Description of problem: On remap/attach of the device, there is no way for rbd-nbd to defend if the backend storage is matching with the initial backend storage. Say, if an initial map request for backend "pool1/image1" got mapped to /dev/nbd0 and the userspace process is terminated/detached. A next remap/attach request within reattach-timeout is allowed to use /dev/nbd0 for a different backend "pool1/image2" For example, an operation like below could be dangerous: $ sudo rbd-nbd map --try-netlink rbd-pool/ext4-image /dev/nbd0 $ sudo blkid /dev/nbd0 /dev/nbd0: UUID="bfc444b4-64b1-418f-8b36-6e0d170cfc04" TYPE="ext4" $ sudo pkill 15 rbd-nbd <- nodeplugin terminate $ sudo rbd-nbd attach --try-netlink --device /dev/nbd0 rbd-pool/xfs-image /dev/nbd0 $ sudo blkid /dev/nbd0 /dev/nbd0: UUID="d29bf343-6570-4069-a9ea-2fa156ced908" TYPE="xfs" Version-Release number of selected component (if applicable): How reproducible: 100% Steps to Reproduce: Provided above.
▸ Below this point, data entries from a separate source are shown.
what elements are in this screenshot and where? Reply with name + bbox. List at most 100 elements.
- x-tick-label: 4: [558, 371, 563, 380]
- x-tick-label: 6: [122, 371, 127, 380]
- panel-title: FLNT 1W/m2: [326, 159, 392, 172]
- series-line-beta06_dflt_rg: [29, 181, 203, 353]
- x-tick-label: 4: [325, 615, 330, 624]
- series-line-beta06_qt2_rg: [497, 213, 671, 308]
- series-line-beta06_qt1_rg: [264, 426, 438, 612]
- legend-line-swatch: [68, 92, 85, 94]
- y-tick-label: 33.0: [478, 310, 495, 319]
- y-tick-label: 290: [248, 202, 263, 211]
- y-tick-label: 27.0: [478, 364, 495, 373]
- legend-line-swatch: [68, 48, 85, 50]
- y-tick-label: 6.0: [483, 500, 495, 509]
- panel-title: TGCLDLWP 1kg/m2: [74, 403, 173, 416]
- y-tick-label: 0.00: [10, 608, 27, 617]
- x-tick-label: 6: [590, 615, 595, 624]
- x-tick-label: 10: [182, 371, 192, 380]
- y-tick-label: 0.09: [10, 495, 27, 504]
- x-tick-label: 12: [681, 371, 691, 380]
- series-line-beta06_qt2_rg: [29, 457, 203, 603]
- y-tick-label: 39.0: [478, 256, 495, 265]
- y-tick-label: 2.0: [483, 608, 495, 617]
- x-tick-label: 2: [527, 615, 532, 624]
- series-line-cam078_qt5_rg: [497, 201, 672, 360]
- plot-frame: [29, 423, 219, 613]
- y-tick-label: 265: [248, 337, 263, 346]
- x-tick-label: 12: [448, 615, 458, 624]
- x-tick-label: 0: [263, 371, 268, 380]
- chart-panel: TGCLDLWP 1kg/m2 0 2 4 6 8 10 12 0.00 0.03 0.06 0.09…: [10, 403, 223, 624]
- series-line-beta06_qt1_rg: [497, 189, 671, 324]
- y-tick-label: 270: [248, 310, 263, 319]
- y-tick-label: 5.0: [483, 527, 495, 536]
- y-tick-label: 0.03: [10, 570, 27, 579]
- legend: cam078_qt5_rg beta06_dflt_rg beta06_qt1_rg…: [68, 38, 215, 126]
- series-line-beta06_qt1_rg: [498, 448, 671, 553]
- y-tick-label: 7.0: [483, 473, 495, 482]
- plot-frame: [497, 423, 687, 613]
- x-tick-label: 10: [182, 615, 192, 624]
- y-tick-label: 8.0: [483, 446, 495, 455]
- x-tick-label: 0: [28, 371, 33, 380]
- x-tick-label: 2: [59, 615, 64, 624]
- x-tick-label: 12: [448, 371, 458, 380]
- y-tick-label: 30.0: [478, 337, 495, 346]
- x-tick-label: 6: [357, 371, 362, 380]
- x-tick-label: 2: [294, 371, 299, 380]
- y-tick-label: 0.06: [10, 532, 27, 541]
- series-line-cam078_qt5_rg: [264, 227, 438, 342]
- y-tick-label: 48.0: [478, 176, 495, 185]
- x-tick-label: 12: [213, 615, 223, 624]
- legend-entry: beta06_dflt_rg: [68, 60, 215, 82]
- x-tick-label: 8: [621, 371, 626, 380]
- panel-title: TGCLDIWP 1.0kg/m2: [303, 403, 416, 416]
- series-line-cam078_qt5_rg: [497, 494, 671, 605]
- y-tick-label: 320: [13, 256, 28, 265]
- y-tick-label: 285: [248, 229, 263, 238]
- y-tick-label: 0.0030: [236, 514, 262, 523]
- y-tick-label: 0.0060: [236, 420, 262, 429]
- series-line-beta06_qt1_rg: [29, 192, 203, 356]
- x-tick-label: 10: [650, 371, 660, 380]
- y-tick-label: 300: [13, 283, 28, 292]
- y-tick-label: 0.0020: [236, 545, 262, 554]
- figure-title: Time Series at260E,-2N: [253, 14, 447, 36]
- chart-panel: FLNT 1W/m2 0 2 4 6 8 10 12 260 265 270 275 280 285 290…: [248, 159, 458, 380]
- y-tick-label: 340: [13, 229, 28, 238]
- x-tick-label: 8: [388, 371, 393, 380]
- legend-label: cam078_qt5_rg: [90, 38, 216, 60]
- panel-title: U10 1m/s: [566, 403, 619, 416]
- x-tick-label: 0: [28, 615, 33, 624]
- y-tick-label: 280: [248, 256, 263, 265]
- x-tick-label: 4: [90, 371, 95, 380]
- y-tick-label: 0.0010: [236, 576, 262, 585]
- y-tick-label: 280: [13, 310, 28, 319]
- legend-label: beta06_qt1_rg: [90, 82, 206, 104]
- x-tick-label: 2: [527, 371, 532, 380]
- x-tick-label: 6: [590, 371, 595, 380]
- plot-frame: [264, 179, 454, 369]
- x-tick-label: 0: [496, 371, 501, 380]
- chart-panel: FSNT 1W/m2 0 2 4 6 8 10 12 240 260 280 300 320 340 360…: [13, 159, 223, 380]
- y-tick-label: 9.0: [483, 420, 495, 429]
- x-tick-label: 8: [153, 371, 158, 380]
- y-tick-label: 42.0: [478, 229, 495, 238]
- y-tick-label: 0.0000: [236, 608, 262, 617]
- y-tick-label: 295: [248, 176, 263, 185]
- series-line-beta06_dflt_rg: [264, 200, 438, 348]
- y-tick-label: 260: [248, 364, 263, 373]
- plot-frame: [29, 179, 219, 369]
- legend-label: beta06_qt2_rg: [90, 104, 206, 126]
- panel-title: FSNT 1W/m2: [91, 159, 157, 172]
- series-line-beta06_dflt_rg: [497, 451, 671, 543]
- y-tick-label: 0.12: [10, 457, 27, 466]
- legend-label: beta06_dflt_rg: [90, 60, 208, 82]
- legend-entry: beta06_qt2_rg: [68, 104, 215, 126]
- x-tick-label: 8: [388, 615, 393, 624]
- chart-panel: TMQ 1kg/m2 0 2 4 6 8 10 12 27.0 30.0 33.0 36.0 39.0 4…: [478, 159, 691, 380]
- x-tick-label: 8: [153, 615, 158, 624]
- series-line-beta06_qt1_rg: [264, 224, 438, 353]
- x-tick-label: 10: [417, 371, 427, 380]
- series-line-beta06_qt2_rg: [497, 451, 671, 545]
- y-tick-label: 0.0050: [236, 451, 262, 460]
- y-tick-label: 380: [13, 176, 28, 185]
Actual results: Attach accepts other backend images, which is dangerous. Expected results: Attach should reject other backends for a given device. Additional info: https://tracker.ceph.com/issues/53046 https://github.com/ceph/ceph/pull/41323
Please specify the severity of this bug. Severity is defined here: https://bugzilla.redhat.com/page.cgi?id=fields.html#bug_severity.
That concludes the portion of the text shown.